Question

The organometallic catalyst for the following transformation is (intramolecular olefin closure giving a cyclohexene and ethylene, i.e., ring-closing metathesis):

• A. Grubbs' catalyst \(\mathrm{RuCl_2(=CHPh)(PCy_3)_2}\)
• B. Wilkinson's catalyst \(\mathrm{RhCl(PPh_3)_3}\)
• C. \(\mathrm{HCo(CO)_4}\) (cobalt carbonyl hydride)
• D. \([\mathrm{RhI(CO)_2}]^{-}\) (rhodium carbonyl iodide)

Hint:

If a transformation forms a new ring alkene and expels \(\mathrm{C_2H_4}\), think {RCM} \(⇒\) \(\mathrm{Ru}\)-alkylidene (Grubbs/Hoveyda) catalyst. Wilkinson's = hydrogenation; \(\mathrm{HCo(CO)_4}\) = hydroformylation; Rh carbonyl/iodide = carbonylation.

Answer 1

The Correct Option is A

Step 1: Identify the reaction manifold.
The substrate bears a terminal alkene tether that cyclizes to a cyclohexene with concurrent formation of \(\mathrm{C_2H_4}\). Formation of ethylene as a by-product and construction of a new internal C=C by intramolecular exchange of alkylidenes is diagnostic of ring-closing metathesis (RCM).

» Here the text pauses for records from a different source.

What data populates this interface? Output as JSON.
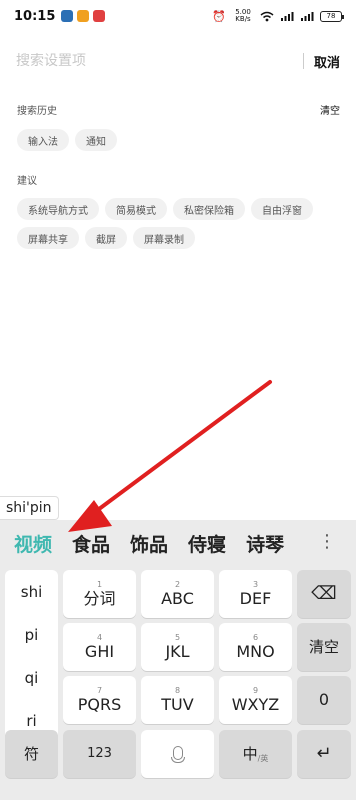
{
  "status_bar": {
    "time": "10:15",
    "app_icons": [
      {
        "name": "app-icon-1",
        "color": "#2b6fb5"
      },
      {
        "name": "app-icon-2",
        "color": "#f0a020"
      },
      {
        "name": "app-icon-3",
        "color": "#e04040"
      }
    ],
    "net_speed": "5.00\nKB/s",
    "battery": "78"
  },
  "search": {
    "placeholder": "搜索设置项",
    "cancel_label": "取消"
  },
  "history": {
    "title": "搜索历史",
    "clear_label": "清空",
    "chips": [
      "输入法",
      "通知"
    ]
  },
  "suggestions": {
    "title": "建议",
    "row1": [
      "系统导航方式",
      "简易模式",
      "私密保险箱",
      "自由浮窗"
    ],
    "row2": [
      "屏幕共享",
      "截屏",
      "屏幕录制"
    ]
  },
  "ime": {
    "pinyin_preview": "shi'pin",
    "candidates": [
      "视频",
      "食品",
      "饰品",
      "侍寝",
      "诗琴"
    ],
    "more_icon": "⋮",
    "pinyin_options": [
      "shi",
      "pi",
      "qi",
      "ri"
    ],
    "keys": {
      "k1": {
        "num": "1",
        "label": "分词"
      },
      "k2": {
        "num": "2",
        "label": "ABC"
      },
      "k3": {
        "num": "3",
        "label": "DEF"
      },
      "k4": {
        "num": "4",
        "label": "GHI"
      },
      "k5": {
        "num": "5",
        "label": "JKL"
      },
      "k6": {
        "num": "6",
        "label": "MNO"
      },
      "k7": {
        "num": "7",
        "label": "PQRS"
      },
      "k8": {
        "num": "8",
        "label": "TUV"
      },
      "k9": {
        "num": "9",
        "label": "WXYZ"
      },
      "clear": "清空",
      "zero": "0",
      "symbol": "符",
      "num_mode": "123",
      "lang": "中",
      "lang_sub": "/英",
      "backspace": "⌫",
      "enter": "↵"
    }
  },
  "colors": {
    "accent_candidate": "#3fb8b0",
    "arrow": "#e02020"
  }
}
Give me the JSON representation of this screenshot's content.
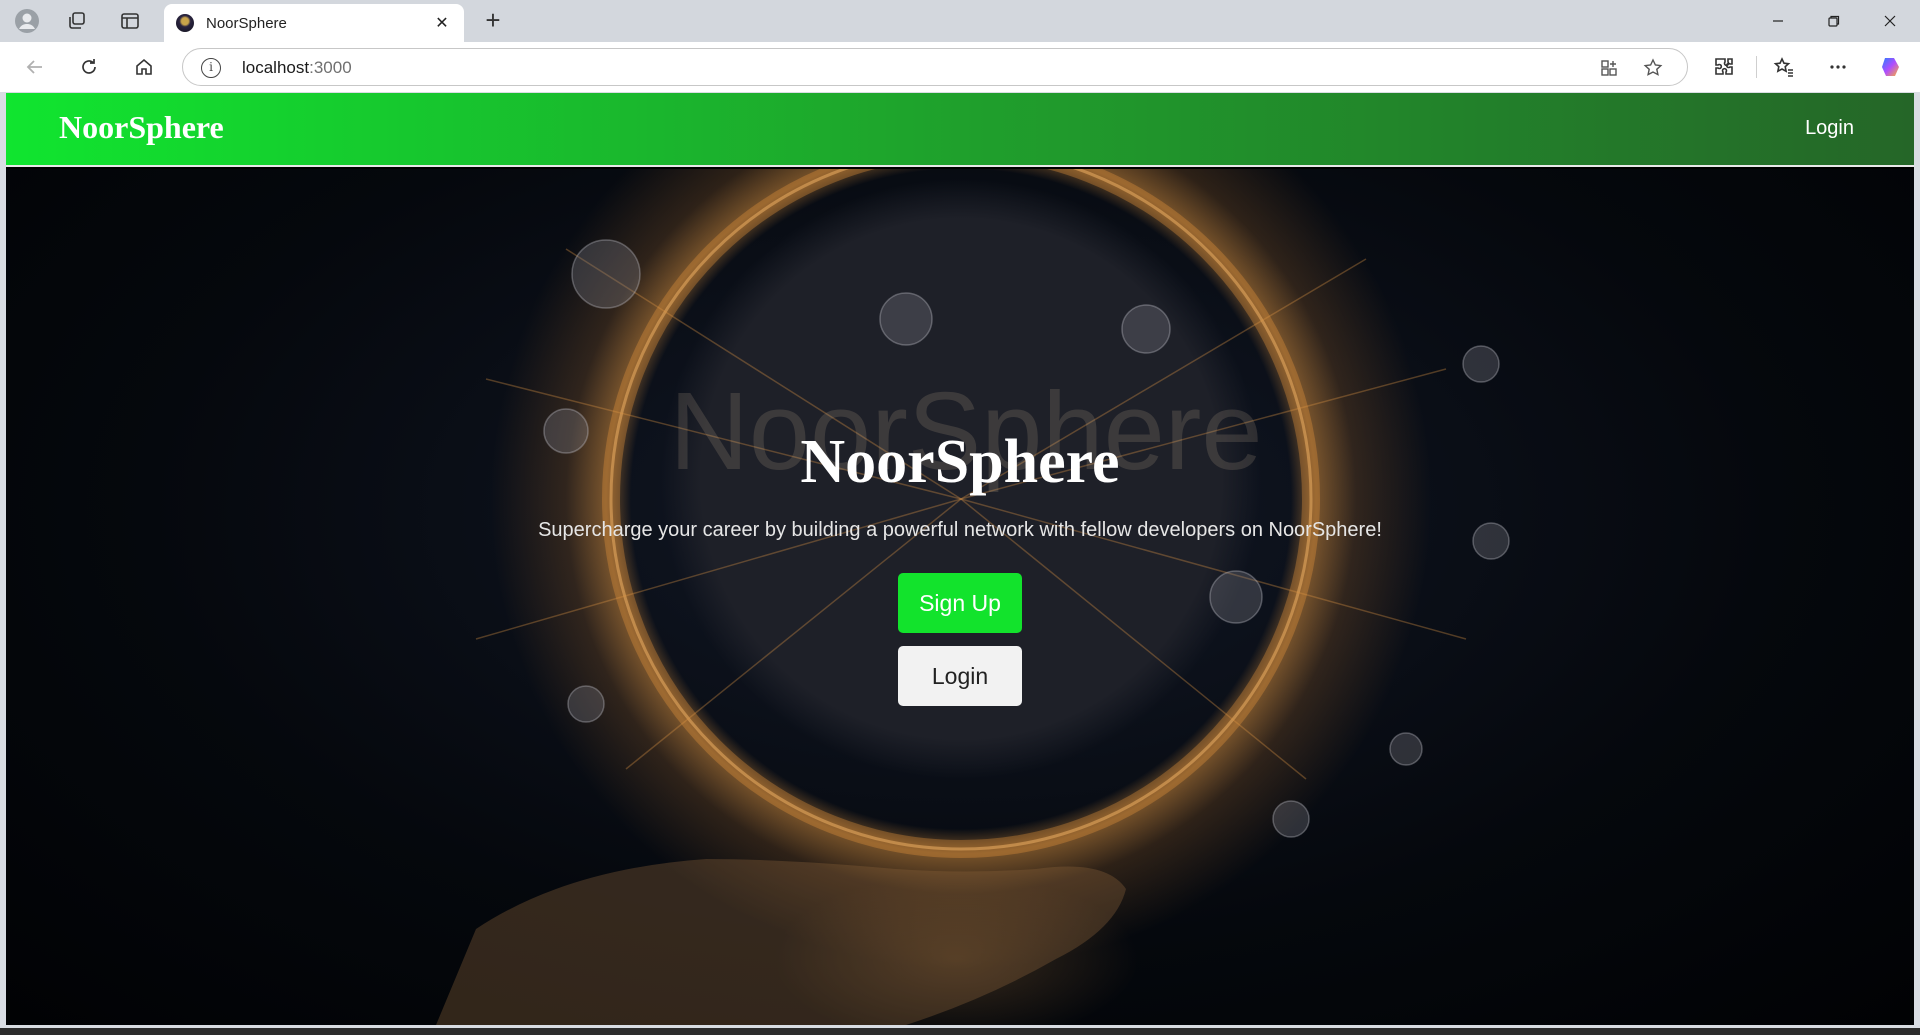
{
  "browser": {
    "tab_title": "NoorSphere",
    "address_host": "localhost",
    "address_port": ":3000",
    "icons": [
      "profile-icon",
      "workspaces-icon",
      "tab-actions-icon",
      "favicon",
      "close-icon",
      "new-tab-icon",
      "minimize-icon",
      "restore-icon",
      "window-close-icon",
      "back-icon",
      "refresh-icon",
      "home-icon",
      "site-info-icon",
      "app-available-icon",
      "favorite-star-icon",
      "extensions-icon",
      "favorites-icon",
      "more-icon",
      "copilot-icon"
    ]
  },
  "navbar": {
    "brand": "NoorSphere",
    "login_label": "Login"
  },
  "hero": {
    "title": "NoorSphere",
    "subtitle": "Supercharge your career by building a powerful network with fellow developers on NoorSphere!",
    "signup_label": "Sign Up",
    "login_label": "Login"
  },
  "colors": {
    "navbar_gradient_start": "#10e52f",
    "navbar_gradient_end": "#256628",
    "signup_button": "#12e32c",
    "login_button": "#f2f2f2"
  }
}
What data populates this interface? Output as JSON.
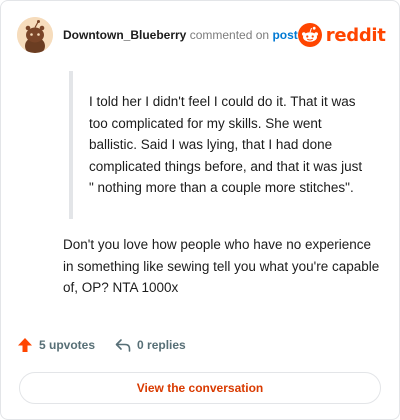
{
  "header": {
    "username": "Downtown_Blueberry",
    "action_text": "commented on",
    "post_link": "post",
    "logo_text": "reddit"
  },
  "quote": {
    "text": "I told her I didn't feel I could do it. That it was too complicated for my skills. She went ballistic. Said I was lying, that I had done complicated things before, and that it was just \" nothing more than a couple more stitches\"."
  },
  "comment": {
    "text": "Don't you love how people who have no experience in something like sewing tell you what you're capable of, OP? NTA 1000x"
  },
  "actions": {
    "upvotes_label": "5 upvotes",
    "replies_label": "0 replies"
  },
  "button": {
    "label": "View the conversation"
  },
  "colors": {
    "brand": "#ff4500",
    "link": "#0079d3",
    "button_text": "#d93a00"
  },
  "icons": {
    "avatar": "snoo-avatar",
    "logo": "reddit-logo-icon",
    "upvote": "upvote-arrow-icon",
    "reply": "reply-icon"
  }
}
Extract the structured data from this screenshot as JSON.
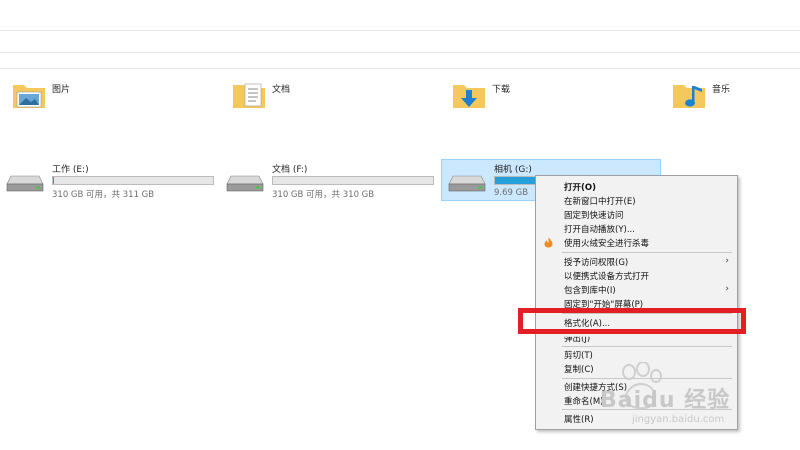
{
  "folders": [
    {
      "label": "图片",
      "icon": "pictures-folder-icon"
    },
    {
      "label": "文档",
      "icon": "documents-folder-icon"
    },
    {
      "label": "下载",
      "icon": "downloads-folder-icon"
    },
    {
      "label": "音乐",
      "icon": "music-folder-icon"
    }
  ],
  "drives": [
    {
      "name": "工作 (E:)",
      "capacity": "310 GB 可用，共 311 GB",
      "used_fraction": 0.003,
      "selected": false
    },
    {
      "name": "文档 (F:)",
      "capacity": "310 GB 可用，共 310 GB",
      "used_fraction": 0.0,
      "selected": false
    },
    {
      "name": "相机 (G:)",
      "capacity": "9.69 GB",
      "used_fraction": 0.25,
      "selected": true
    }
  ],
  "menu": {
    "open": "打开(O)",
    "open_new_window": "在新窗口中打开(E)",
    "pin_quick_access": "固定到快速访问",
    "open_autoplay": "打开自动播放(Y)...",
    "scan_huorong": "使用火绒安全进行杀毒",
    "grant_access": "授予访问权限(G)",
    "open_as_portable": "以便携式设备方式打开",
    "include_in_library": "包含到库中(I)",
    "pin_to_start": "固定到\"开始\"屏幕(P)",
    "format": "格式化(A)...",
    "eject": "弹出(J)",
    "cut": "剪切(T)",
    "copy": "复制(C)",
    "create_shortcut": "创建快捷方式(S)",
    "rename": "重命名(M)",
    "properties": "属性(R)"
  },
  "watermark": {
    "brand": "Baidu 经验",
    "url": "jingyan.baidu.com"
  },
  "colors": {
    "highlight_box": "#e31e24",
    "selection": "#cce8ff",
    "drive_bar": "#26a0da",
    "folder": "#f5c85d"
  }
}
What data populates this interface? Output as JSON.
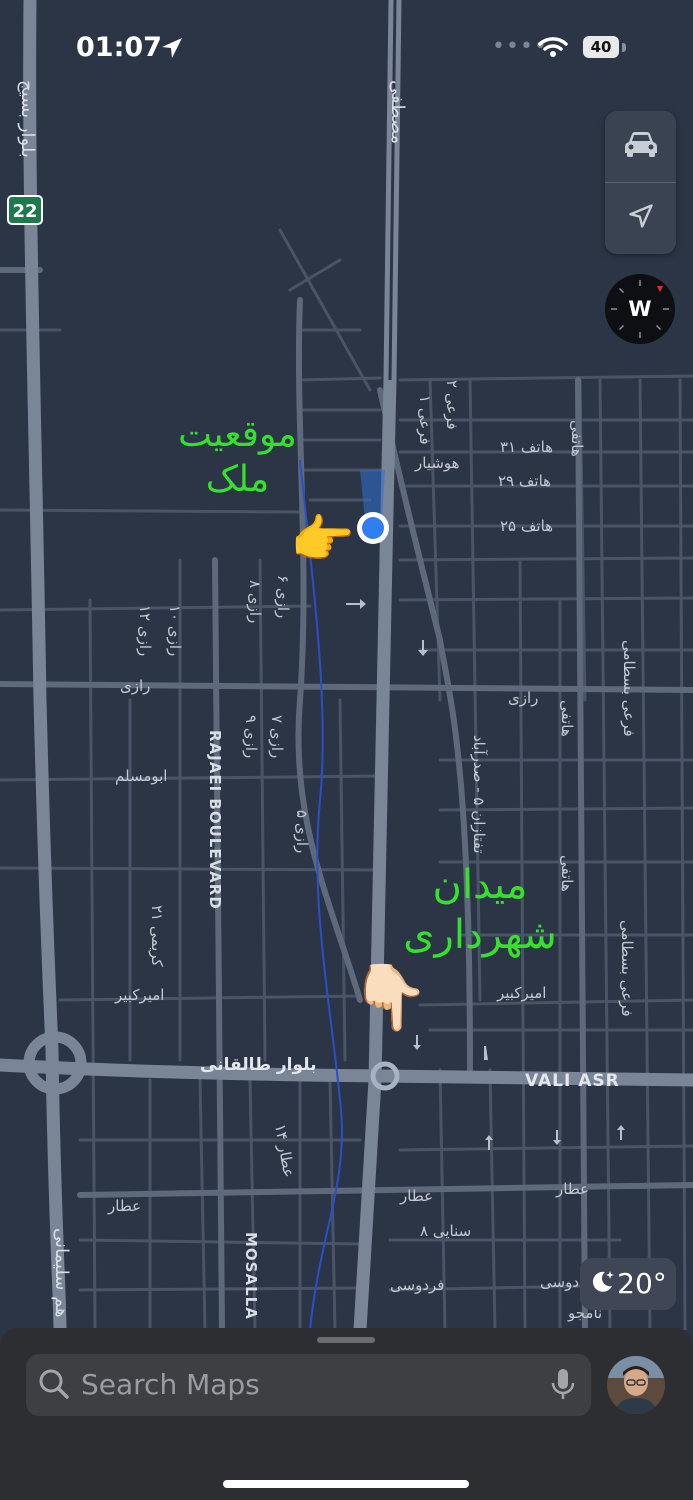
{
  "status_bar": {
    "time": "01:07",
    "battery": "40"
  },
  "map": {
    "highway_shield": "22",
    "roads": {
      "basij": "بلوار بسیج",
      "mostafa": "مصطفی",
      "hoshyar": "هوشیار",
      "far1": "فرعی ۱",
      "far2": "فرعی ۲",
      "hatef31": "هاتف ۳۱",
      "hatef29": "هاتف ۲۹",
      "hatef25": "هاتف ۲۵",
      "hatefi1": "هاتفی",
      "hatefi2": "هاتفی",
      "hatefi3": "هاتفی",
      "razi6": "رازی ۶",
      "razi8": "رازی ۸",
      "razi10": "رازی ۱۰",
      "razi12": "رازی ۱۲",
      "razi7": "رازی ۷",
      "razi9": "رازی ۹",
      "razi5": "رازی ۵",
      "razi_w": "رازی",
      "razi_e": "رازی",
      "rajaei": "RAJAEI BOULEVARD",
      "abumoslem": "ابومسلم",
      "karimi21": "کریمی ۲۱",
      "amirkabir_w": "امیرکبیر",
      "amirkabir_e": "امیرکبیر",
      "saffarzadeh": "تفتازان ۵ - صدرآباد",
      "bastami1": "فرعی بسطامی",
      "bastami2": "فرعی بسطامی",
      "taleghani": "بلوار طالقانی",
      "valiasr": "VALI ASR",
      "attar14": "عطار ۱۴",
      "attar_w": "عطار",
      "attar_m": "عطار",
      "attar_e": "عطار",
      "sanaei8": "سنایی ۸",
      "ferdowsi_w": "فردوسی",
      "ferdowsi_e": "دوسی",
      "namjoo": "نامجو",
      "mosalla": "MOSALLA",
      "soleimani": "هم سلیمانی"
    }
  },
  "controls": {
    "compass_letter": "W"
  },
  "annotations": {
    "property_line1": "موقعیت",
    "property_line2": "ملک",
    "square_line1": "میدان",
    "square_line2": "شهرداری",
    "pointer_right": "👉",
    "pointer_down": "👇🏻"
  },
  "weather": {
    "temp": "20°"
  },
  "search": {
    "placeholder": "Search Maps"
  },
  "icons": {
    "car": "car-icon",
    "location": "location-arrow-icon",
    "compass": "compass-icon",
    "search": "magnifier-icon",
    "mic": "microphone-icon",
    "moon": "moon-stars-icon"
  }
}
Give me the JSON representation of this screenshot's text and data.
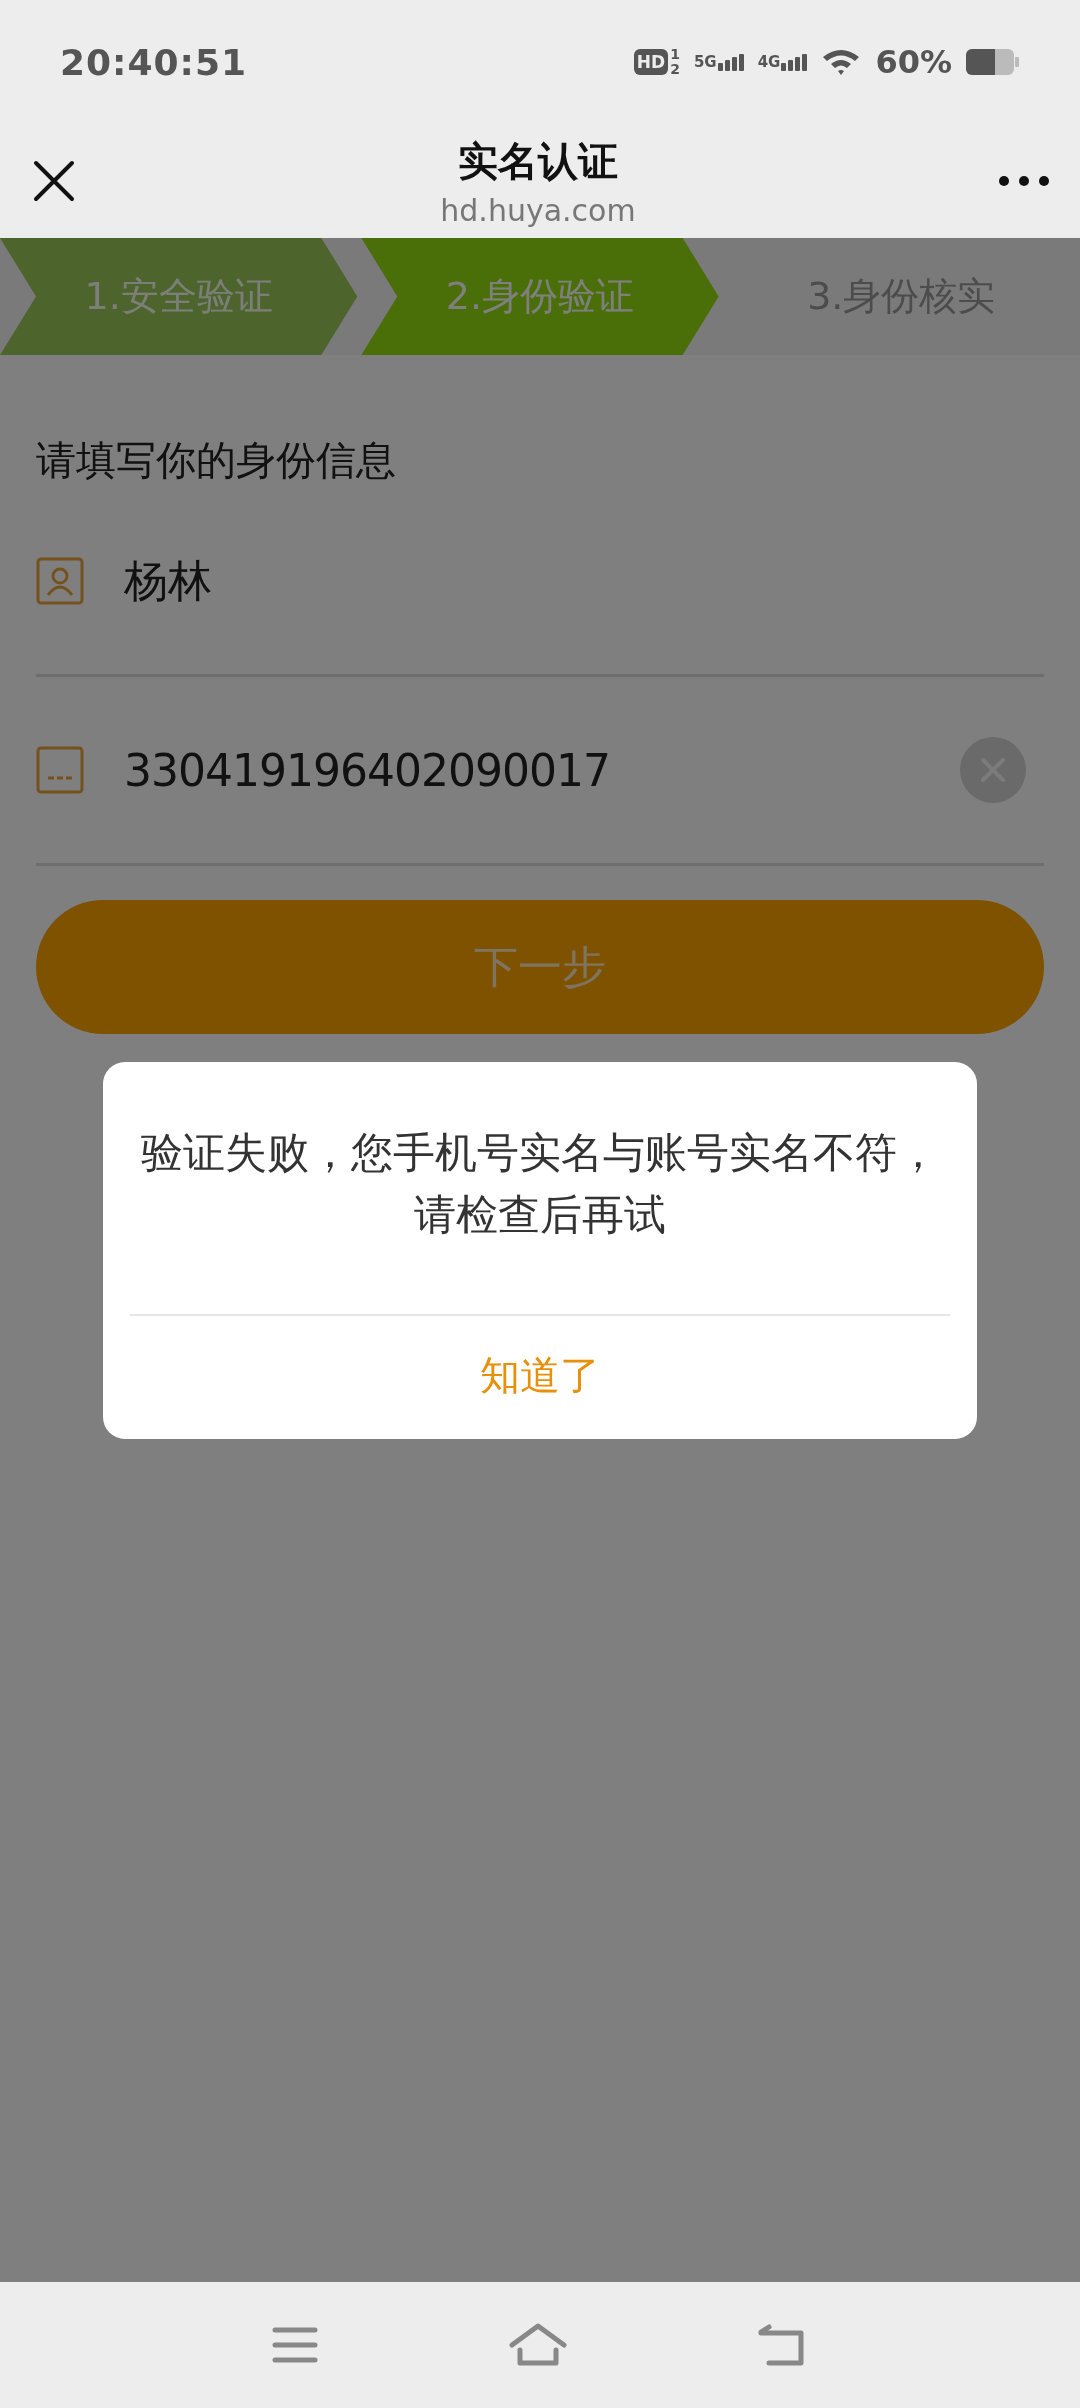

Step 2: Match to the appropriate catalyst class.
RCM is catalyzed by \(\mathrm{Ru}\)-alkylidene (Grubbs/Grubbs–Hoveyda) complexes. The classic first-generation Grubbs' catalyst, \(\mathrm{RuCl_2(=CHPh)(PCy_3)_2}\), mediates metathesis to give cyclohexene and releases ethylene, exactly as depicted. Hence option (A).

Step 3: Exclude the other options.
- (B) Wilkinson's catalyst \(\mathrm{RhCl(PPh_3)_3}\) promotes hydrogenation/isomerization of alkenes, not olefin metathesis.
- (C) \(\mathrm{HCo(CO)_4}\) is a hydroformylation catalyst for adding \(\mathrm{CHO}\) under CO/H\(_2\).
- (D) \([\mathrm{RhI(CO)_2}]^{-}\) is associated with carbonylation chemistry (e.g., acylations), not C=C metathesis.